Fascination with wickedness obscures what is good, and roving desire perverts the innocent mind.
Wisdom of Solomon 4:12

Tuesday, July 9, 2013

It Is Hard To Be Saved



Before I began to take my faith seriously I used to laugh at bumper stickers that said. “Jesus Saves.”  I was always tempted to take a sharpie and write “at Citibank,” right after the little slogan. Thankfully, I never acted on the temptation. I think the reason that the whole topic seemed so silly to me was that from all outward appearances, we in today’s America had better lives than the entire human race before us; just what were we supposed to be saved from? My secular way of thinking told me that we were safe, and that this kind of talk was to be kept within the walls of the church and not as an intrusion into my field of vision outside of church.

It was not until I was in my early 30's that I was introduced to the theology of the Western Reformation. It was then that I heard for the first time that God knew everything that I had ever done, said, thought, and wanted, and being the perfect being- he was extremely offended, so offended that he could not bear to even look at me. It is here that I was told that Jesus, the Son of God was loving and for that reason He became man to take on the punishment of the angry God and Father for me and all sinners who would receive his sacrifice by faith. 
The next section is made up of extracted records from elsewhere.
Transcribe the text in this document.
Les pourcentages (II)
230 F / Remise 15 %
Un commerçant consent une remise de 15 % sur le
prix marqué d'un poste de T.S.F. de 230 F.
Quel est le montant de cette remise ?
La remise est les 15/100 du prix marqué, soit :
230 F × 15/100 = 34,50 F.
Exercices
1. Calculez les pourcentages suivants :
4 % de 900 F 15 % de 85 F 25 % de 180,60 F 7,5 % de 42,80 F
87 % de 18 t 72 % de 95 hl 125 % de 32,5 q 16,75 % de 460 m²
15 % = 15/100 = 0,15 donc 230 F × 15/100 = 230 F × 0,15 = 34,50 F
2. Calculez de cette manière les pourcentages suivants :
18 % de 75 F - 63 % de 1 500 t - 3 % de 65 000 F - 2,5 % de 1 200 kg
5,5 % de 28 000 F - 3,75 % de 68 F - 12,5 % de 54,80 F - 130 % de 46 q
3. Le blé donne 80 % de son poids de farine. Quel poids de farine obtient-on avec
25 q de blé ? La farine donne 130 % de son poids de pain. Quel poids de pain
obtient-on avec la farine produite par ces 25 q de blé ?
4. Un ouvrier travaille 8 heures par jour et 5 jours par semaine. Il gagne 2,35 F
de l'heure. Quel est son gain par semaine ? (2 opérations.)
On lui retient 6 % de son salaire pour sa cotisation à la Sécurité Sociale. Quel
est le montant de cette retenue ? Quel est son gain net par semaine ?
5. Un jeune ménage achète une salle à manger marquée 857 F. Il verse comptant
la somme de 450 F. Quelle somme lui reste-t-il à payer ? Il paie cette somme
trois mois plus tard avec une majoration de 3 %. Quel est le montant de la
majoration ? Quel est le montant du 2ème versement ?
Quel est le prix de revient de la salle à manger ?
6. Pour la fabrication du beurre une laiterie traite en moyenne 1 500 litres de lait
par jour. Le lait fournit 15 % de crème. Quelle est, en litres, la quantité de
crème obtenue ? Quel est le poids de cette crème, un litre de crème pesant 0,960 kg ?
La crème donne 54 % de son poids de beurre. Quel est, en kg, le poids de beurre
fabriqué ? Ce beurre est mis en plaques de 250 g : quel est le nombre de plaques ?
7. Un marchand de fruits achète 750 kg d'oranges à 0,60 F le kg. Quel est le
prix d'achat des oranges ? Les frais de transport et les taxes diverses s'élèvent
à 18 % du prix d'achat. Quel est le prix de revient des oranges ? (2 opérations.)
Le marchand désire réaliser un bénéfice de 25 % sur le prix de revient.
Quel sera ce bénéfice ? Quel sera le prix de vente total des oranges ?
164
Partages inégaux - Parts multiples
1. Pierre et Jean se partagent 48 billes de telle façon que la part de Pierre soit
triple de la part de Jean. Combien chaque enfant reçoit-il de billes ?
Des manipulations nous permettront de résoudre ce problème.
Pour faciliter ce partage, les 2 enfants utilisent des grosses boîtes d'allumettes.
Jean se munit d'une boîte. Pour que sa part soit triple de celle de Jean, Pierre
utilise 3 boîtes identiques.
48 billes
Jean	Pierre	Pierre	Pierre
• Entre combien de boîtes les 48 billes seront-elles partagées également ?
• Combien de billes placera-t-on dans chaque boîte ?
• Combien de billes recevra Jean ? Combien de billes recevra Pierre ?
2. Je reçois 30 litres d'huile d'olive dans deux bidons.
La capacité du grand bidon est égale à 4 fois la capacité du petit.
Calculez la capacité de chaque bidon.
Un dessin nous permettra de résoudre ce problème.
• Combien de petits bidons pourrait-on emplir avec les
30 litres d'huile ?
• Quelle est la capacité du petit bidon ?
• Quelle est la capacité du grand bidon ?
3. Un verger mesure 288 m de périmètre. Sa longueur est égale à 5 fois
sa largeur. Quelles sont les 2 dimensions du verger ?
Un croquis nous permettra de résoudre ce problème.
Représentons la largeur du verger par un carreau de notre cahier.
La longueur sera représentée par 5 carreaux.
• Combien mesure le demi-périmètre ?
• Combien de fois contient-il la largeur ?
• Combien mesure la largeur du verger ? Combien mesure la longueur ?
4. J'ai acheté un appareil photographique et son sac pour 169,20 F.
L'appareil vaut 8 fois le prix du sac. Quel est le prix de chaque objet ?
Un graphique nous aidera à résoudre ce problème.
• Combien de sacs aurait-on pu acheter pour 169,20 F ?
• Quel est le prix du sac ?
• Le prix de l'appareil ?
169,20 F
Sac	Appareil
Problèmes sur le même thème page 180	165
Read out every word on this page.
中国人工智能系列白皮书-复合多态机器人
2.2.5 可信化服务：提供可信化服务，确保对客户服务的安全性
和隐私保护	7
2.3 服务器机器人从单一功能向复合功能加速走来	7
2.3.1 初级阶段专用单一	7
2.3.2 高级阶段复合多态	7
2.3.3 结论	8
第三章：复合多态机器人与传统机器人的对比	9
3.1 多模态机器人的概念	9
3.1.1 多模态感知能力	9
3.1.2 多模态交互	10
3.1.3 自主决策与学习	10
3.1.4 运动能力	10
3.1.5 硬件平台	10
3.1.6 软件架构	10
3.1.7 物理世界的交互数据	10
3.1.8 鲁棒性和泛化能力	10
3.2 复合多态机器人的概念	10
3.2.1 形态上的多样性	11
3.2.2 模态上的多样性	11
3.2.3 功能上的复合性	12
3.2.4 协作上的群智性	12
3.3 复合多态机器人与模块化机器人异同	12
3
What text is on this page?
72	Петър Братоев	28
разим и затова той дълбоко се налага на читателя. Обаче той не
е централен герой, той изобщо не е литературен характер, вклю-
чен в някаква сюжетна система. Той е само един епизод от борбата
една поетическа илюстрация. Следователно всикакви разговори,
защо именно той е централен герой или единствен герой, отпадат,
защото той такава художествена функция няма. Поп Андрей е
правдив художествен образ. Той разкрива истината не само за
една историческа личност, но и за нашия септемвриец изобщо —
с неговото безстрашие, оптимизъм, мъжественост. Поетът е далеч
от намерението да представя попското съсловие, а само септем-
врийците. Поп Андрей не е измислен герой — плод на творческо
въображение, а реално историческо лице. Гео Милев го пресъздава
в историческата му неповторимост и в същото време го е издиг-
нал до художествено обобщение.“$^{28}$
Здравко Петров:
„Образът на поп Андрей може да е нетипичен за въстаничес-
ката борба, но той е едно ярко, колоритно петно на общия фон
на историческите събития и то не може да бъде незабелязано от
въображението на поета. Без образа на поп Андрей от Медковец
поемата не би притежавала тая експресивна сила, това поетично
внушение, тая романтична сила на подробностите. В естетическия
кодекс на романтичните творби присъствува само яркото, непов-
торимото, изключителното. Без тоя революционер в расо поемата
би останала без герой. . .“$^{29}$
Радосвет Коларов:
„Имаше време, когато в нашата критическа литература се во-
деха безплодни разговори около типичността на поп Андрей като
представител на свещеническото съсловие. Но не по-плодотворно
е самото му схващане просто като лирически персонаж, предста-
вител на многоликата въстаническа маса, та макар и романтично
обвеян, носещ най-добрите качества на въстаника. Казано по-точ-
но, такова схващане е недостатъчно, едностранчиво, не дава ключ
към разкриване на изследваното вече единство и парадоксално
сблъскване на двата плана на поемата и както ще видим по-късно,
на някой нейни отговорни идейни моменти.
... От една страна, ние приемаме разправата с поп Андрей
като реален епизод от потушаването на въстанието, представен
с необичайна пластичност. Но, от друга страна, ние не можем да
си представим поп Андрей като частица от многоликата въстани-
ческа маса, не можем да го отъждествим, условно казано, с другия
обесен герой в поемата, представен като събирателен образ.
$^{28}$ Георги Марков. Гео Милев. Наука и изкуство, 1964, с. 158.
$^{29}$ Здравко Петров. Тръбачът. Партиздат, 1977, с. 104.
I finally understood what saved meant; or at least that is what I thought. I accepted the reformation’s claim that to be saved meant to be saved from the Anger of God, because God loved me in spite of His wrath.  It was comfortable to believe that all I needed to do I order to be saved was to believe in my mind, and confess with my mouth that Jesus is my Lord, and I would be transferred from the Damned column into the saved column. Faith alone in Christ alone is all that was required- EASY!  My actions, important as they might be, would never affect my justification so long as I believed. This would remain my understanding for the next 15 years. 

It was not until I discovered Eastern Orthodoxy that this Western truncation (reduction to a small portion of the whole truth) began to become visible to me.  I must say that I all of this time I whole heartedly believed every word of the Nicene Creed. Yet, I was not able to see the Way, the Truth and the Life (Christ) as presented in the New Testament.  Due to this truncation my interpretive grid was off just enough to skew the person of Christ and thus ‘salvation’.  What I learned from Orthodoxy, the faith of the one undivided church until today, was that ‘salvation’ was nothing less than becoming exactly like Christ by the grace of God (deification).  The wrath of God was not the center of salvation. If God is one, how could one person be angry and not the others?  In fact, it is the one constant love, mercy, longsuffering, and compassionate love of the one united God: Father, Son, and Holy Spirit that is the driving force behind salvation. What I needed to be saved from was from myself. I needed to be saved from my darkened heart and mind that was bent on destotting the likeness of God to which every person is called.  What I needed to be saved from was sin and death that dwelt in me.

This meant that I had to begin to see “being saved” as something altogether different; it began to seem as an extreme sport of transformation, and as something that would require my every breath. I finally understood the Lord meant when he said He was the Way, the Truth, and the Life.  There is never a moment that my attitude, thoughts, words, or act that does not affect my salvation. Moreover, I began to understand that I should never assume that I am saved until I have attained unto the image of Christ.  Salvation is not what I believe in my mind alone, but rather what I believe with my whole person. I began to understand that it is unacceptable not to grow I holiness daily, weekly, monthly, and so on. Salvation is Christ-likeness, nothing less will do!

What then do I find?  I find a great deal of unbelief in myself.  I find that it is much easier to be satisfied with simply believing that God the Father is no longer angry at me because of the Cross.  I find that I would like to be like Christ, but that I just don’t want to have to work at it very hard.  I find that of which St. Paul speaks in Romans 7.  I find that I would prefer to have Christ to do it for me.  I find that I have to constantly preach the gospel to myself: “The kingdom of heaven has arrived (Mat 10: 7).” I find that I constantly forget that I am on a journey to that kingdom of God empowered by His grace, and that I like to pretend that I have arrived. I find that ‘salvation’ is hard.  Yet, salvation, Christ likeness is what the gospel offers to those who desire it, and God in Christ loves to give it to all mankind.

In Thy kingdom remember us, O Lord, when Thou comest in Thy kingdom.

Blessed are the poor in spirit, for theirs is the kingdom of heaven.

Blessed are those who mourn, for they shall be comforted.

Blessed are the meek, for they shall inherit the earth.

Blessed are those who hunger and thirst for righteousness, for they shall be satisfied.

Blessed are the merciful, for they shall obtain mercy.

Blessed are the pure in heart, for they shall see God.

Blessed are the peacemakers, for they shall be called sons of God.

Blessed are those who are persecuted for righteousness sake, for theirs is the kingdom of heaven.

Blessed are you when men revile you and persecute you and utter all kinds of evil against you falsely on my account. Rejoice and be exceedingly glad, for your reward is great in heaven.